Pleas do not occur after disposition in a criminal case. A defendant will enter his “plea” at the beginning of a criminal matter—at arraignment, typically—but at all events, before trial. See Fla. R. Crim. P. 3.160 (“Arraignment”); Fla. R. Crim. P. 3.170(a) (identifying three types of pleas regarding a criminal “charge”—“not guilty, guilty, or, with the consent of the court, no contest”—and requiring that “[e]very plea [] be entered of record”); Fla. R. Crim. P. 3.170(b) (allowing for “plea of guilty or nolo contendere to any and all charges pending against [the defendant] in the State of Florida over which the court would have jurisdiction”); cf. Fla. R. Crim. P. 3.170(f), (l) (treating guilty and no-contest pleas as coming before sentencing); Fla. R. Crim. P. 3.171 (treating plea negotiations and agreements as coming before sentencing).

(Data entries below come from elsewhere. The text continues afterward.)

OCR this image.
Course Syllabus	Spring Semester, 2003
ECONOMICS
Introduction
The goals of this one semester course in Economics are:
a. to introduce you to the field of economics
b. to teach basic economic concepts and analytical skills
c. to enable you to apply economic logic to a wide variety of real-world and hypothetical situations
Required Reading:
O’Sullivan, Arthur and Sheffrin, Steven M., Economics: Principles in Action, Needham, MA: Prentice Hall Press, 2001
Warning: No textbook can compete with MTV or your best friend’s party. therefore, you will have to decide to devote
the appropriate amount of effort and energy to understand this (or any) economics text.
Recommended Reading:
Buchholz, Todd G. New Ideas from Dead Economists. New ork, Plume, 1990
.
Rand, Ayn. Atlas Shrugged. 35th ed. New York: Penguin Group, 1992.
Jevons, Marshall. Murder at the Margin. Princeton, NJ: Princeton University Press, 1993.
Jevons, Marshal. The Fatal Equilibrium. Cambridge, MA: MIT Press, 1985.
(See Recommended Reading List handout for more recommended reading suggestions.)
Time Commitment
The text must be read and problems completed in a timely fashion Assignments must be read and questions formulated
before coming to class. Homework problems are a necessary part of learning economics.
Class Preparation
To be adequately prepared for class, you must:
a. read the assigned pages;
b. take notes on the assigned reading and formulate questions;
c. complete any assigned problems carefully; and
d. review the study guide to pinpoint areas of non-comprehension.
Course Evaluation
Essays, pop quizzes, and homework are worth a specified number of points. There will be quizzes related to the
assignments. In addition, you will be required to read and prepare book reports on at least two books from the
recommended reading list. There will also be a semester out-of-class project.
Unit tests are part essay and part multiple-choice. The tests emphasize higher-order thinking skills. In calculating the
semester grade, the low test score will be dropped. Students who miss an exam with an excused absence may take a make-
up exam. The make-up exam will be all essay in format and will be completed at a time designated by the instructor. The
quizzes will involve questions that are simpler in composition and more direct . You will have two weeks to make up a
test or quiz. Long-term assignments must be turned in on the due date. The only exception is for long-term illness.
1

For example, if a defendant pleads not guilty and persists in that plea, there will be a trial on the charges filed in the criminal case. See Fla. R. Crim. P. 3.170(e) (providing that a “plea of not

3 guilty is a denial of every material allegation in the indictment or information on which the defendant is to be tried”). Alternatively, if a defendant pleads guilty or nolo contendere, changes his plea to one of these before trial, or is found guilty at trial, there will be a judgment of conviction. See § 921.0021(2), Fla. Stat. (defining “conviction” to mean “a determination of guilt that is the result of a plea or a trial, regardless of whether adjudication is withheld” (emphasis supplied)); Fla. R. Crim. P. 3.650 (defining “judgment” to mean “the adjudication by the court that the defendant is guilty or not guilty”); Fla. R. Crim. P. 3.670 (providing for rendition of “judgment of guilty” upon a finding of guilt, but allowing for a “withhold [of] an adjudication of guilt if the judge places the defendant on probation”).

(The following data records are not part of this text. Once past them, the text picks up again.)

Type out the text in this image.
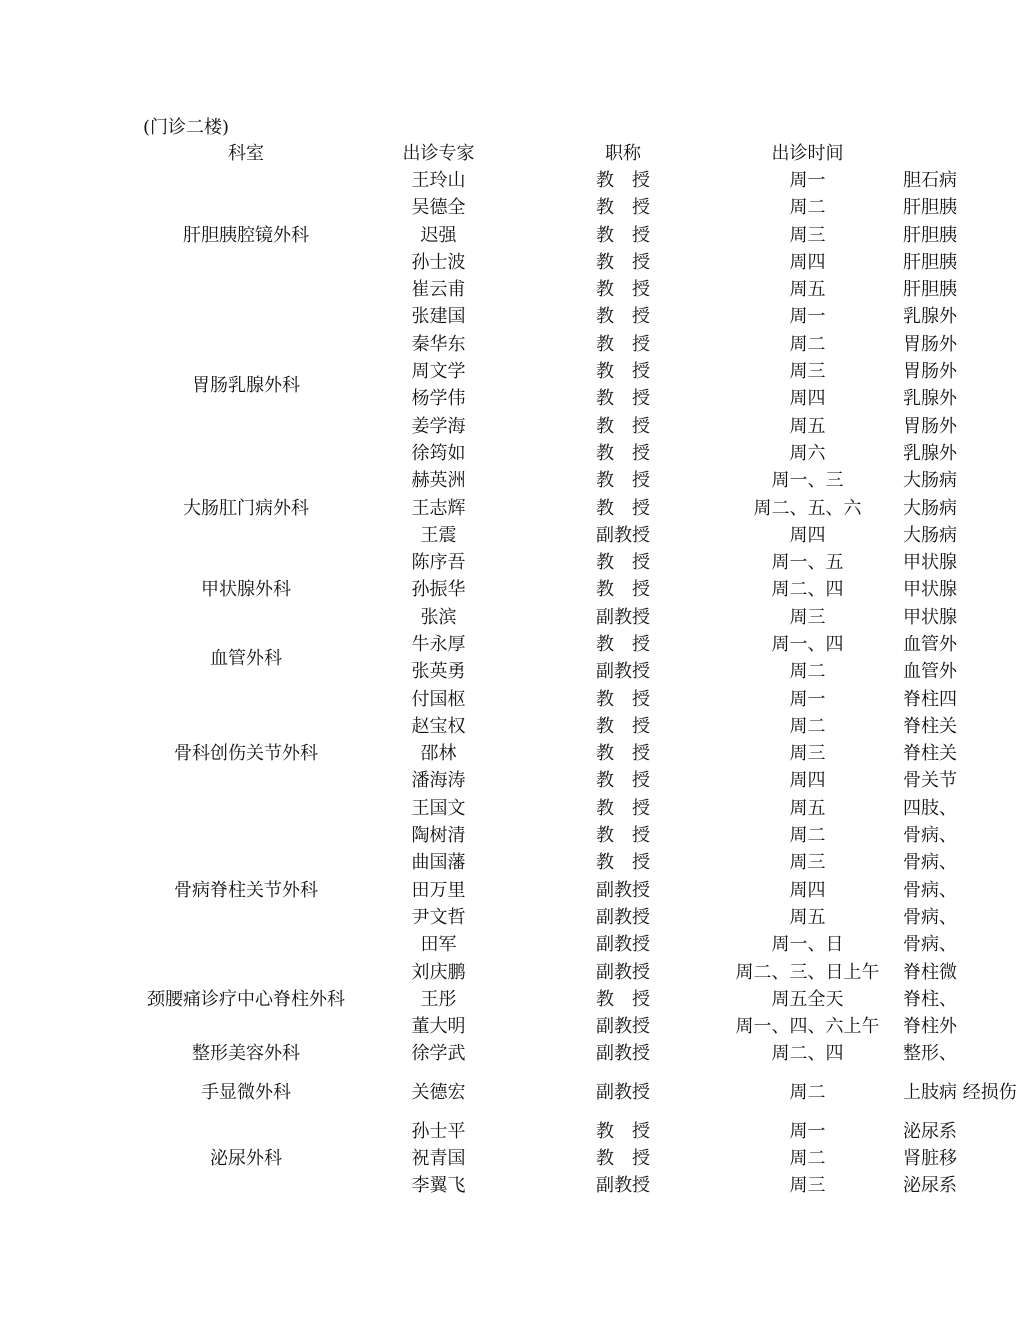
(门诊二楼)
科室	出诊专家	职称	出诊时间	
肝胆胰腔镜外科	王玲山	教　授	周一	胆石病
	吴德全	教　授	周二	肝胆胰
	迟强	教　授	周三	肝胆胰
	孙士波	教　授	周四	肝胆胰
	崔云甫	教　授	周五	肝胆胰
胃肠乳腺外科	张建国	教　授	周一	乳腺外
	秦华东	教　授	周二	胃肠外
	周文学	教　授	周三	胃肠外
	杨学伟	教　授	周四	乳腺外
	姜学海	教　授	周五	胃肠外
	徐筠如	教　授	周六	乳腺外
大肠肛门病外科	赫英洲	教　授	周一、三	大肠病
	王志辉	教　授	周二、五、六	大肠病
	王震	副教授	周四	大肠病
甲状腺外科	陈序吾	教　授	周一、五	甲状腺
	孙振华	教　授	周二、四	甲状腺
	张滨	副教授	周三	甲状腺
血管外科	牛永厚	教　授	周一、四	血管外
	张英勇	副教授	周二	血管外
骨科创伤关节外科	付国枢	教　授	周一	脊柱四
	赵宝权	教　授	周二	脊柱关
	邵林	教　授	周三	脊柱关
	潘海涛	教　授	周四	骨关节
	王国文	教　授	周五	四肢、
骨病脊柱关节外科	陶树清	教　授	周二	骨病、
	曲国藩	教　授	周三	骨病、
	田万里	副教授	周四	骨病、
	尹文哲	副教授	周五	骨病、
	田军	副教授	周一、日	骨病、
颈腰痛诊疗中心脊柱外科	刘庆鹏	副教授	周二、三、日上午	脊柱微
	王彤	教　授	周五全天	脊柱、
	董大明	副教授	周一、四、六上午	脊柱外
整形美容外科	徐学武	副教授	周二、四	整形、
手显微外科	关德宏	副教授	周二	上肢病 经损伤
泌尿外科	孙士平	教　授	周一	泌尿系
	祝青国	教　授	周二	肾脏移
	李翼飞	副教授	周三	泌尿系
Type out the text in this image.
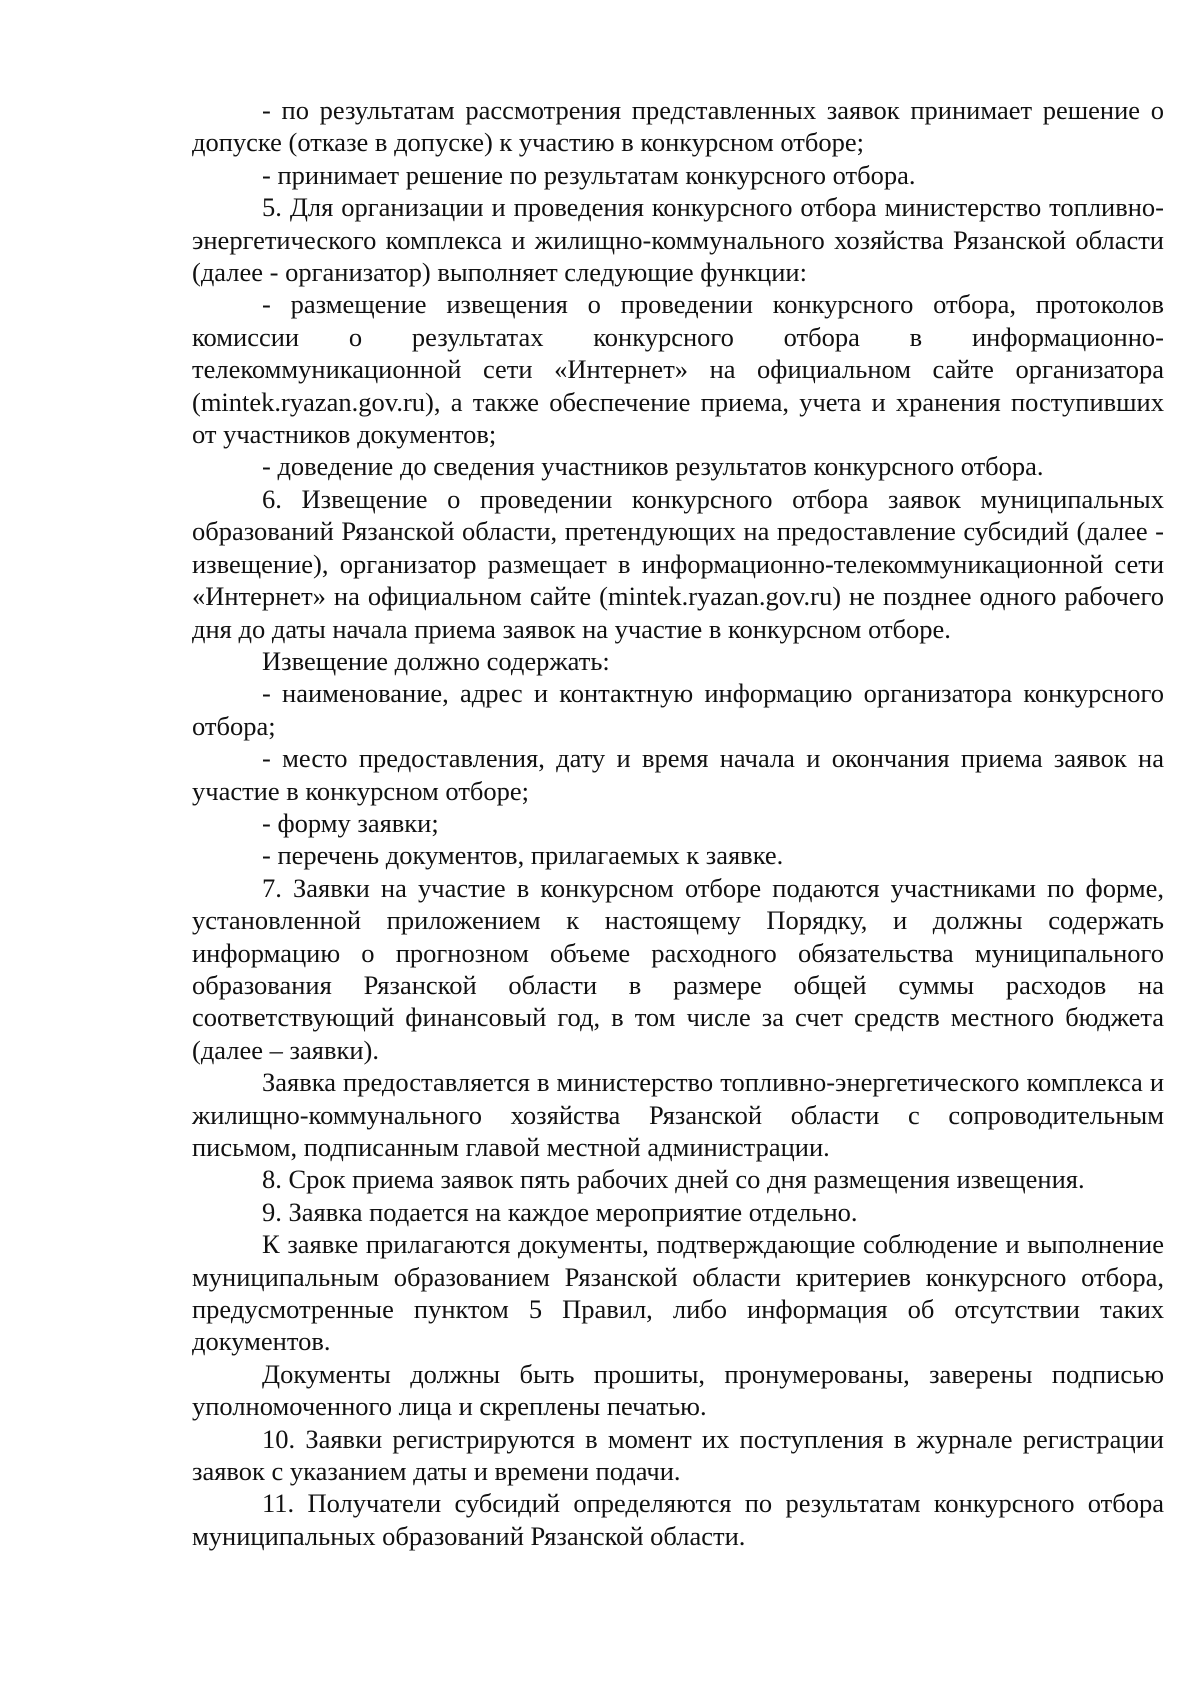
- по результатам рассмотрения представленных заявок принимает решение о допуске (отказе в допуске) к участию в конкурсном отборе;

- принимает решение по результатам конкурсного отбора.

5. Для организации и проведения конкурсного отбора министерство топливно-энергетического комплекса и жилищно-коммунального хозяйства Рязанской области (далее - организатор) выполняет следующие функции:

- размещение извещения о проведении конкурсного отбора, протоколов комиссии о результатах конкурсного отбора в информационно-телекоммуникационной сети «Интернет» на официальном сайте организатора (mintek.ryazan.gov.ru), а также обеспечение приема, учета и хранения поступивших от участников документов;

- доведение до сведения участников результатов конкурсного отбора.

6. Извещение о проведении конкурсного отбора заявок муниципальных образований Рязанской области, претендующих на предоставление субсидий (далее - извещение), организатор размещает в информационно-телекоммуникационной сети «Интернет» на официальном сайте (mintek.ryazan.gov.ru) не позднее одного рабочего дня до даты начала приема заявок на участие в конкурсном отборе.

Извещение должно содержать:

- наименование, адрес и контактную информацию организатора конкурсного отбора;

- место предоставления, дату и время начала и окончания приема заявок на участие в конкурсном отборе;

- форму заявки;

- перечень документов, прилагаемых к заявке.

7. Заявки на участие в конкурсном отборе подаются участниками по форме, установленной приложением к настоящему Порядку, и должны содержать информацию о прогнозном объеме расходного обязательства муниципального образования Рязанской области в размере общей суммы расходов на соответствующий финансовый год, в том числе за счет средств местного бюджета (далее – заявки).

Заявка предоставляется в министерство топливно-энергетического комплекса и жилищно-коммунального хозяйства Рязанской области с сопроводительным письмом, подписанным главой местной администрации.

8. Срок приема заявок пять рабочих дней со дня размещения извещения.

9. Заявка подается на каждое мероприятие отдельно.

К заявке прилагаются документы, подтверждающие соблюдение и выполнение муниципальным образованием Рязанской области критериев конкурсного отбора, предусмотренные пунктом 5 Правил, либо информация об отсутствии таких документов.

Документы должны быть прошиты, пронумерованы, заверены подписью уполномоченного лица и скреплены печатью.

10. Заявки регистрируются в момент их поступления в журнале регистрации заявок с указанием даты и времени подачи.

11. Получатели субсидий определяются по результатам конкурсного отбора муниципальных образований Рязанской области.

The point here is that a plea—one way or the other—precedes a judgment of conviction, which means a plea necessarily precedes imposition of probation. That is, there cannot be the imposition of probation without a formal determination of guilt, which always comes after a defendant enters his plea to the criminal charges filed against him. See § 948.01(1), Fla. Stat. (authorizing probation as an alternative sentencing disposition for “a defendant in a criminal case, except for an offense punishable by death, who has been found guilty by the verdict of a jury, has entered a plea of guilty or a plea of nolo contendere, or has been found guilty by the court trying the case without a jury.” (emphasis supplied)); § 921.187(1), Fla. Stat. (authorizing probation as component of sentencing “alternatives provided in this section for the disposition of criminal cases” (emphasis supplied)); cf. Fla. R. Crim. P. 3.790(a) (treating probation as part of sentencing).

To say that a trial court took a plea from a defendant after disposition of a criminal case—regardless of whether adjudication has been withheld—makes no sense because, at that point, the defendant’s guilt as to the criminal charges in the case had already been formally determined. Cf. Fla. R. Crim. P.